Three years have passed, but Josh Ambrose still remembers the day he sat down with a young lady in the George Mason University Writing Center to help her with a personal essay for medical school. As Ambrose soon learned, the student was a refugee from Afghanistan with high hopes of returning to the country as a doctor.
Now assistant director of the Writing Center, Ambrose has since worked with countless individuals to improve their writing.
The Writing Center offers free tutoring sessions to the university’s community at all three campuses.
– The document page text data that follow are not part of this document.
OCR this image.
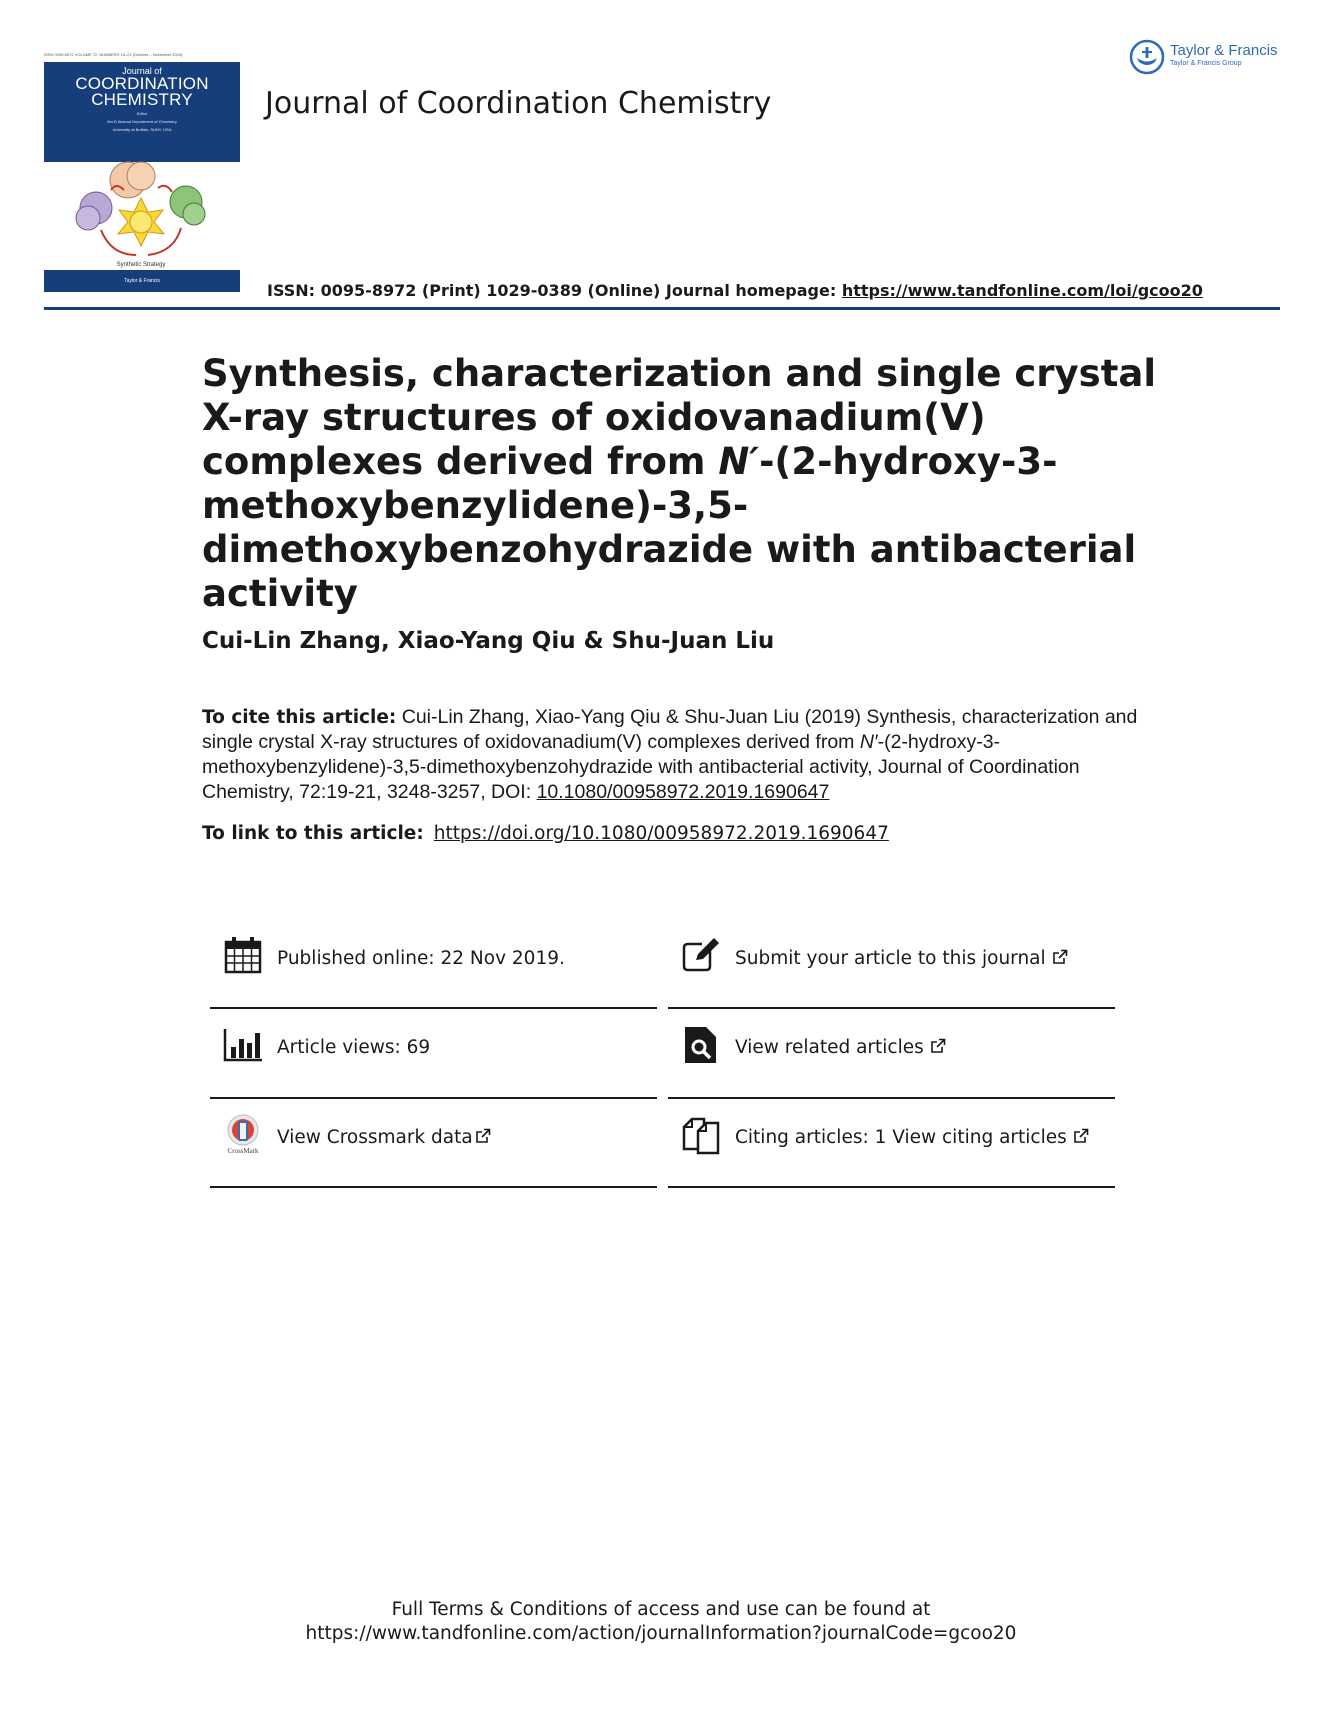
ISSN 0095-8972 VOLUME 72, NUMBERS 19–21 (October – November 2019)
Journal of
COORDINATION
CHEMISTRY
Editor
Jim D Atwood Department of Chemistry,
University at Buffalo, SUNY, USA
Synthetic Strategy
Taylor & Francis
Journal of Coordination Chemistry
Taylor & Francis
Taylor & Francis Group
ISSN: 0095-8972 (Print) 1029-0389 (Online) Journal homepage: https://www.tandfonline.com/loi/gcoo20
Synthesis, characterization and single crystal X-ray structures of oxidovanadium(V) complexes derived from N′-(2-hydroxy-3-methoxybenzylidene)-3,5-dimethoxybenzohydrazide with antibacterial activity
Cui-Lin Zhang, Xiao-Yang Qiu & Shu-Juan Liu
To cite this article: Cui-Lin Zhang, Xiao-Yang Qiu & Shu-Juan Liu (2019) Synthesis, characterization and single crystal X-ray structures of oxidovanadium(V) complexes derived from N′-(2-hydroxy-3-methoxybenzylidene)-3,5-dimethoxybenzohydrazide with antibacterial activity, Journal of Coordination Chemistry, 72:19-21, 3248-3257, DOI: 10.1080/00958972.2019.1690647
To link to this article: https://doi.org/10.1080/00958972.2019.1690647
Published online: 22 Nov 2019.	Submit your article to this journal
Article views: 69	View related articles
CrossMark
View Crossmark data	Citing articles: 1 View citing articles
Full Terms & Conditions of access and use can be found at
https://www.tandfonline.com/action/journalInformation?journalCode=gcoo20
In addition, its Online Writing Lab allows students to electronically submit their papers for feedback.
“Our goal as tutors is to help students learn how to plan on their own and how to write and edit on their own,” said Christine Bobal, a second-semester tutor. “When they can become more independent it’s really rewarding.”
Each semester, between 1,000 and 1,200 students use the center, at least half of whom are non-native English speakers.
“There’s this persistent myth that the Writing Center is where you go when your paper needs to be fixed, or when something is wrong,” Ambrose said. “That is a myth that we really want to contradict.”
Ambrose teaches English at Mason and said he has found a significant difference in the writing of students who use this service. He said his students learn to articulate things better and their organization dramatically improves.
“As much as I love to teach, I simply cannot spend 45 minutes a week with every student. Tutoring allows for a one-on-one relationship that just isn’t possible in a large classroom.”
This year, the center has a new director, Dawn Fels, who said she is looking to expand its services.
“We will be offering grammar workshops that tailor to the needs of students in the School of Management program, which has specific requirements for grammar precision in student work,” said Liz MacLean, one of the center’s tutors. “We’ve also been contacted about setting up a workshop targeted to students pursuing studies in social work.”
In addition to more workshops, the center is looking to increase relations with high schools interested in starting their own writing centers. They will be working with Centreville High School and have been approached by a school in Ohio as well, Ambrose said.